Colon cancer has heretofore been considered a very heterogeneous disease [24, 25]. It has been difficult to identify a unifying biological theme that could be leveraged for therapeutic intervention. Previously identified prognostic signatures have required supervised learning to elucidate predictive gene sets. For the first time, our data suggest that the PC1 signature, discovered through unsupervised approaches, appears to be a native, intrinsic subtype classifier of colon cancer that predicts recurrence, advancing stage, and poor prognosis based on the biology of EMT. Finding the PC1 score was predictive of recurrence for both stages II and III of colon cancer, and its strong relationship to EMT biology, leads to the possibility that this signature might be useful in these stages for discerning responsiveness to adjuvant chemotherapy. Our data suggest the otherwise molecularly and pathologically heterogeneous disease may be resolved into two principal molecular subtypes of colon cancer: epithelial or mesenchymal.
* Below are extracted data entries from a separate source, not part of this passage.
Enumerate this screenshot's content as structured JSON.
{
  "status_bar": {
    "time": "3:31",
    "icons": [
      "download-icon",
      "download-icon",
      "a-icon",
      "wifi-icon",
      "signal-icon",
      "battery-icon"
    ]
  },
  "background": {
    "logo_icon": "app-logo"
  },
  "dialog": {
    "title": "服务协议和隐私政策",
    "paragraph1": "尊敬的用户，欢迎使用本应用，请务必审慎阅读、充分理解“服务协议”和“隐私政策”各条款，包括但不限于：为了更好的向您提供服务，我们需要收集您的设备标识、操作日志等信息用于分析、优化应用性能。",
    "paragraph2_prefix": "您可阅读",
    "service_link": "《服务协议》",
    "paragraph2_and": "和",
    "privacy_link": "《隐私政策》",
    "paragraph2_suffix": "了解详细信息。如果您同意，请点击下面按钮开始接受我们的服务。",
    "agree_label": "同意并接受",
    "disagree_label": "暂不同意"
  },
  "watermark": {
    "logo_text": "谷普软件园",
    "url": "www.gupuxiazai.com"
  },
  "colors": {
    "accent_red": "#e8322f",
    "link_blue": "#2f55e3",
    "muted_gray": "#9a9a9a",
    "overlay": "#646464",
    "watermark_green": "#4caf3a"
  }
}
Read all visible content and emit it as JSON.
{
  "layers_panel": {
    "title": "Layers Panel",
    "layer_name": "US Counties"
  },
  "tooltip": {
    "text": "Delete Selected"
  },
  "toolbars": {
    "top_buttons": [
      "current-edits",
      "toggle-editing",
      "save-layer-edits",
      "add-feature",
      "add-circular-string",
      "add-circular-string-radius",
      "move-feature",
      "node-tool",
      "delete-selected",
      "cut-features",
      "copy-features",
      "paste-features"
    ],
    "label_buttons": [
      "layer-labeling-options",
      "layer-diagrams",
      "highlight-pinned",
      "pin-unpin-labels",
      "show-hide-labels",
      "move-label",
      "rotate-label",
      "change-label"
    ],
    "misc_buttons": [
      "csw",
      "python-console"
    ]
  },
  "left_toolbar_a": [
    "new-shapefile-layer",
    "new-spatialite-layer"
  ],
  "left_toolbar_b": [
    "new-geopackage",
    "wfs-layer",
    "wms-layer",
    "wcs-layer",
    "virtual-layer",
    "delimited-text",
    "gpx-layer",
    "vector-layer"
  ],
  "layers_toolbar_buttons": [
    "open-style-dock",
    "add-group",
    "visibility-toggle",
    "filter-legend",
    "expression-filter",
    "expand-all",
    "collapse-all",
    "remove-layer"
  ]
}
The identification of the intrinsic EMT program was further supported by additional molecular studies relating global microRNA profiling data to global gene expression datasets. From this analysis, the MiR 200 family and related MiRs were identified as highly negatively correlated with PC1. This finding was significant because the MiR 200 family has been closely linked to the EMT program. It has been previously demonstrated that MiR 200 over-expression may result in inhibition of ZEB1/2, which in turn leads to inhibition of transcriptional repressors of CDH1, thereby permitting the expression of CDH1 and expression of the epithelial phenotype [26, 27]. Thus, a negative correlation of MiR200 and the EMT signature promoting a mesenchymal phenotype is consistent. The relationship between MiR 200 and PC1 was strong enough to be detected on a relatively small number of tumors, even when non-mirror image FFPE tissues were used instead of the original frozen specimen, suggesting the EMT program is pervasive throughout the primary tumor. In addition, MiR 141, a MiR 200 family member, was also identified as negatively correlated with EMT, confirming previous observations. Finally, numerous additional MiRs have been identified that have not yet been previously reported to be linked to EMT.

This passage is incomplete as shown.